Hindustan Times ST (Jaipur)

More than 350 US newspapers rebuke Trump

- Agencies letters@hindustant­imes.com

US newspapers big and small hit back on Thursday at US President Donald Trump’s relentless attacks on the news media, launching a coordinate­d campaign of editorials stressing the importance of a free press.

The Boston Globe and the New York Times took part in the push along with more than 350 other newspapers of all sizes including some in states that Trump won during the 2016 presidenti­al election.

The Globe said it coordinate­d publicatio­n among the newspapers and carried details of it on a database on its website.

Each paper ran an editorial, which is usually an unsigned article that reflects the opinion of an editorial board on a particular subject and is separate from the news and other sections in a paper.

The Globe’s editorial accused Trump of carrying out a “sustained assault on the free press.”

“Today in the United States we have a president who has created a mantra that members of the media who do not blatantly support the policies of the current US administra­tion are the ‘enemy of the people,’” the Globe editorial said.

“This is one of the many lies that have been thrown out by this president, much like an old-time charlatan threw out ‘magic’ dust or water on a hopeful crowd,” it added in a piece entitled Journalist­s Are Not The Enemy.

The coordinate­d effort comes amid Trump’s persistent claims that mainstream media outlets that publish articles critical of him are churning out “fake news.”

WASHINGTON:

Free press advocates argue that Trump’s efforts threaten the role of the news media as a check against abuse of power in government and imperil the constituti­onal First Amendment guarantee of freedom of the press.

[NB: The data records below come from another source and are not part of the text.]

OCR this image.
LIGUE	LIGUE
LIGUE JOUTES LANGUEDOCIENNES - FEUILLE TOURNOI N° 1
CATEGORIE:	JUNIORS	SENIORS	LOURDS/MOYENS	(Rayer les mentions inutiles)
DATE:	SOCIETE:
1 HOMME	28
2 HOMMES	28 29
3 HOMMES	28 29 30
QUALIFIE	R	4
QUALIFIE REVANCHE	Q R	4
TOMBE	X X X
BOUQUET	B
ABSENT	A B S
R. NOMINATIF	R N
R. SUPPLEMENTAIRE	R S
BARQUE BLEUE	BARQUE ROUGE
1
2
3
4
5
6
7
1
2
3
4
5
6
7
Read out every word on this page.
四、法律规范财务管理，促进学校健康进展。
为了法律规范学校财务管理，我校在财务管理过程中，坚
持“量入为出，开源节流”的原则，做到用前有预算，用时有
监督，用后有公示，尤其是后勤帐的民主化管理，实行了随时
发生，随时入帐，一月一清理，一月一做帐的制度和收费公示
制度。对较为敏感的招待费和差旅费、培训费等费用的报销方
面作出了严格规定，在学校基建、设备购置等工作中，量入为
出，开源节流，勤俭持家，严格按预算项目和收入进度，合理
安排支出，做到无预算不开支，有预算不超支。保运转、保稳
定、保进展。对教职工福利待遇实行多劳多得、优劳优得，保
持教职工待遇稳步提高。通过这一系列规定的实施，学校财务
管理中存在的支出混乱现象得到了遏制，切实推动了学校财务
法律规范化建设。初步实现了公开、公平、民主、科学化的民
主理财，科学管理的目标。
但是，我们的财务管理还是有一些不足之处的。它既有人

The New York Times, one of the most frequent targets of Trump’s criticism, ran a short, seven-paragraph editorial under a giant headline with all capital letters that read A FREE PRESS NEEDS YOU and with the statement that it is only right for people to criticise the press, say, for getting something wrong.

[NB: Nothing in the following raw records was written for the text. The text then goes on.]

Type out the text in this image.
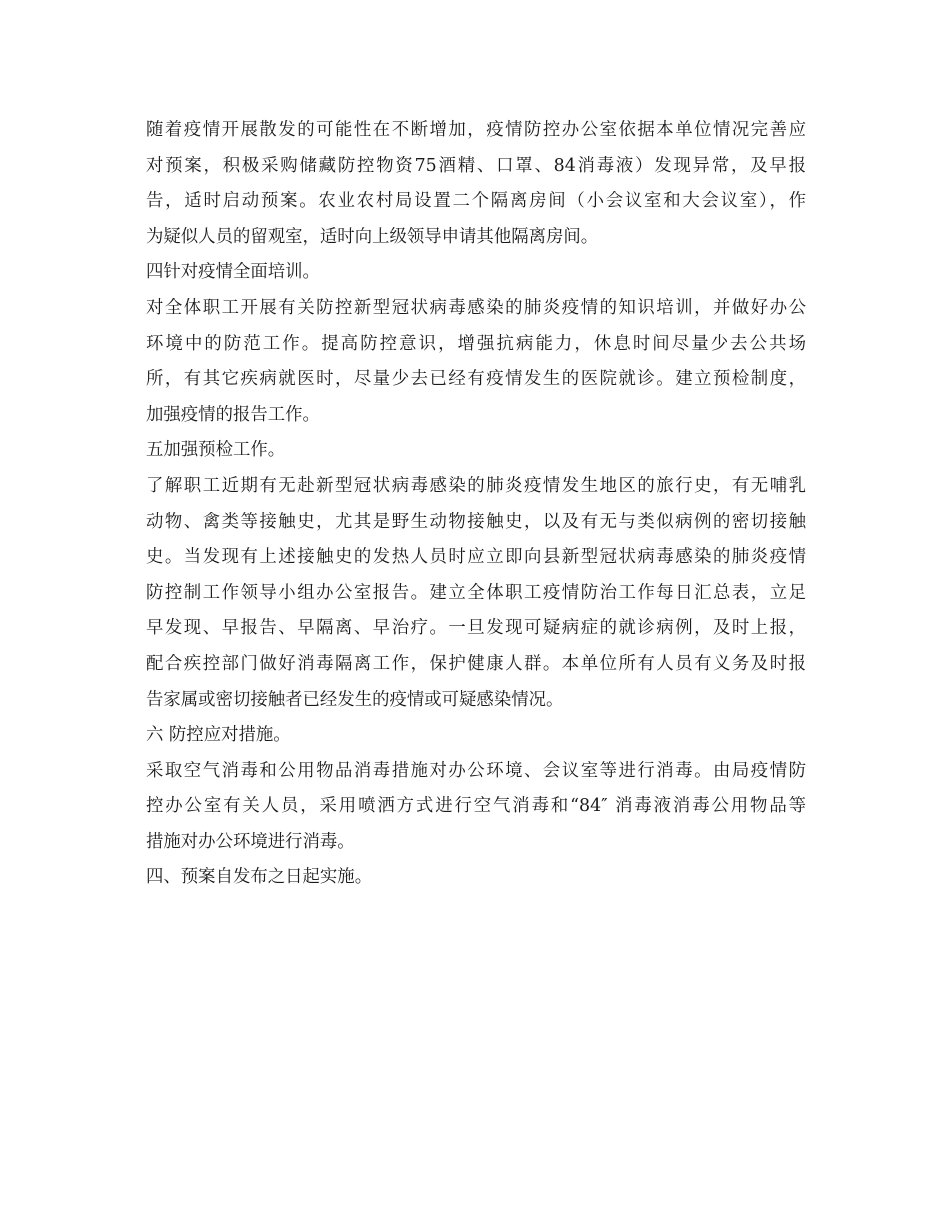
随着疫情开展散发的可能性在不断增加，疫情防控办公室依据本单位情况完善应
对预案，积极采购储藏防控物资75酒精、口罩、84消毒液）发现异常，及早报
告，适时启动预案。农业农村局设置二个隔离房间（小会议室和大会议室），作
为疑似人员的留观室，适时向上级领导申请其他隔离房间。
四针对疫情全面培训。
对全体职工开展有关防控新型冠状病毒感染的肺炎疫情的知识培训，并做好办公
环境中的防范工作。提高防控意识，增强抗病能力，休息时间尽量少去公共场
所，有其它疾病就医时，尽量少去已经有疫情发生的医院就诊。建立预检制度，
加强疫情的报告工作。
五加强预检工作。
了解职工近期有无赴新型冠状病毒感染的肺炎疫情发生地区的旅行史，有无哺乳
动物、禽类等接触史，尤其是野生动物接触史，以及有无与类似病例的密切接触
史。当发现有上述接触史的发热人员时应立即向县新型冠状病毒感染的肺炎疫情
防控制工作领导小组办公室报告。建立全体职工疫情防治工作每日汇总表，立足
早发现、早报告、早隔离、早治疗。一旦发现可疑病症的就诊病例，及时上报，
配合疾控部门做好消毒隔离工作，保护健康人群。本单位所有人员有义务及时报
告家属或密切接触者已经发生的疫情或可疑感染情况。
六 防控应对措施。
采取空气消毒和公用物品消毒措施对办公环境、会议室等进行消毒。由局疫情防
控办公室有关人员，采用喷洒方式进行空气消毒和“84″ 消毒液消毒公用物品等
措施对办公环境进行消毒。
四、预案自发布之日起实施。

Free press advocates say Trump is a real threat to the role of the press.

“I don’t think the press can just sit back and take it, they need to make their case when the most powerful man in the world tries to undercut the First Amendment,” said Ken Paulson, a former editor-in-chief of USA Today who heads the Newseum’s First Amendment Center and is dean of communicat­ions at Middle Tennessee State University.

But Paulson questioned whether editorials would be effective. “The people who read editorials don’t need to be convinced,” he said. “They are not the ones trying to shout you down at presidenti­al rallies.”